Generate a memory map when the application is compiled and a memory dump when it completes execution.
Determine the state of all program variables.
What were the values of all active variables when the program stopped?
Memory dumps of virtual memory programs can use hundreds of megabytes of file storage.
Identifying patterns in large dumps requires good tools or lots of time.
Run the binary dump values through a program that has access to all the header files and dumps values in their natural container size and format.
Run the binary dump through a tool that extracts only certain ranges of addresses.
Insert an event handler in the main procedure that will catch all unhandled events.
Use a high-level debugger or interpreter to do the following:
Set a breakpoint at the entry to the event handler.
Add a command list to the breakpoint that prints a stack trace if the breakpoint is taken.
If the application terminated abnormally, some operating systems will automatically produce an image of the executable when it quit. On UNIX™ systems, these are called core files. This is because they replicate the memory image of the program, and back in the bad old days when UNIX™ was invented, computers still used ferrite core rings to represent bits of information in memory. On Windows™ systems, these files are called Dr. Watson log files. Dr. Watson was Sherlock Holmes’s assistant.

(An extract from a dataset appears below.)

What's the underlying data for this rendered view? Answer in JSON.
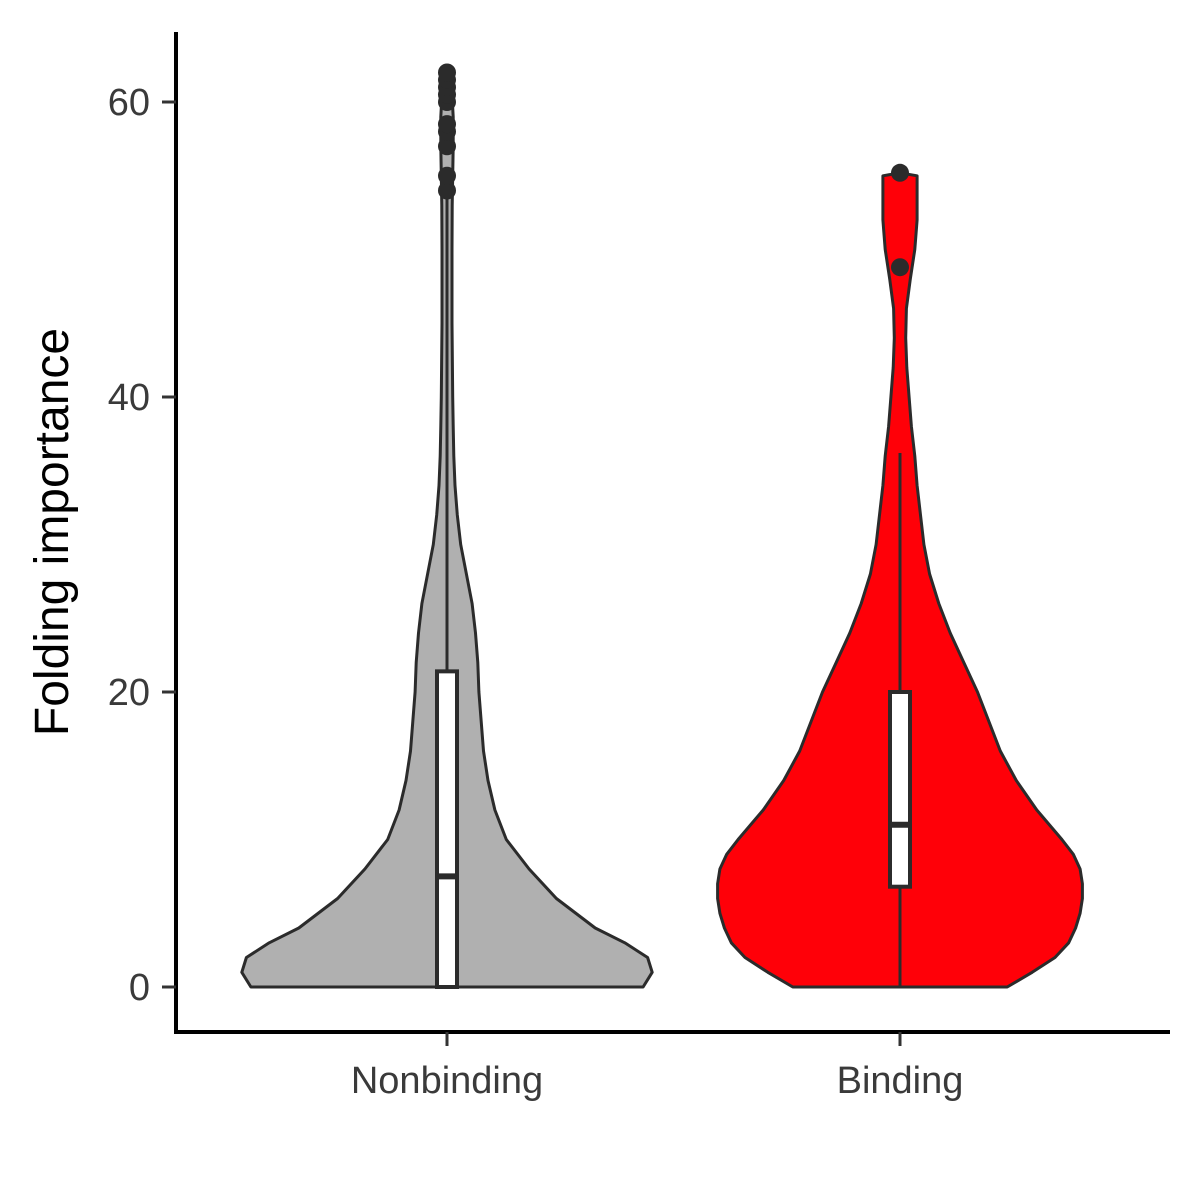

Regardless of the platform, these logs can be used to identify the source of a problem in a postmortem fashion. You must run a tool, either the normal interactive debugger or a special tool (the Dr. Watson program), which will generate the following information for you:
Stack trace at the time the program stopped
Event/exception/fault that caused the failure
Assembly instruction that failed
If the source code is available, the high-level language statement that failed
Contents of hardware registers
System status and other miscellaneous information
On some systems, you may have to start a monitoring program, or change the properties of the executable to have these log files generated for you.
Use basic or refined tactics when dealing with a program that must reside in memory for long periods of time. Two types of programs that have this characteristic are operating system kernels and database managers.
Use related tactic 2 when you don’t have access to the system on which the failure occurred and the user is unable to provide enough useful information on how the program failed for you to diagnose the problem. Instruct the user to do what is necessary to cause a log file to be generated and send the log file to you.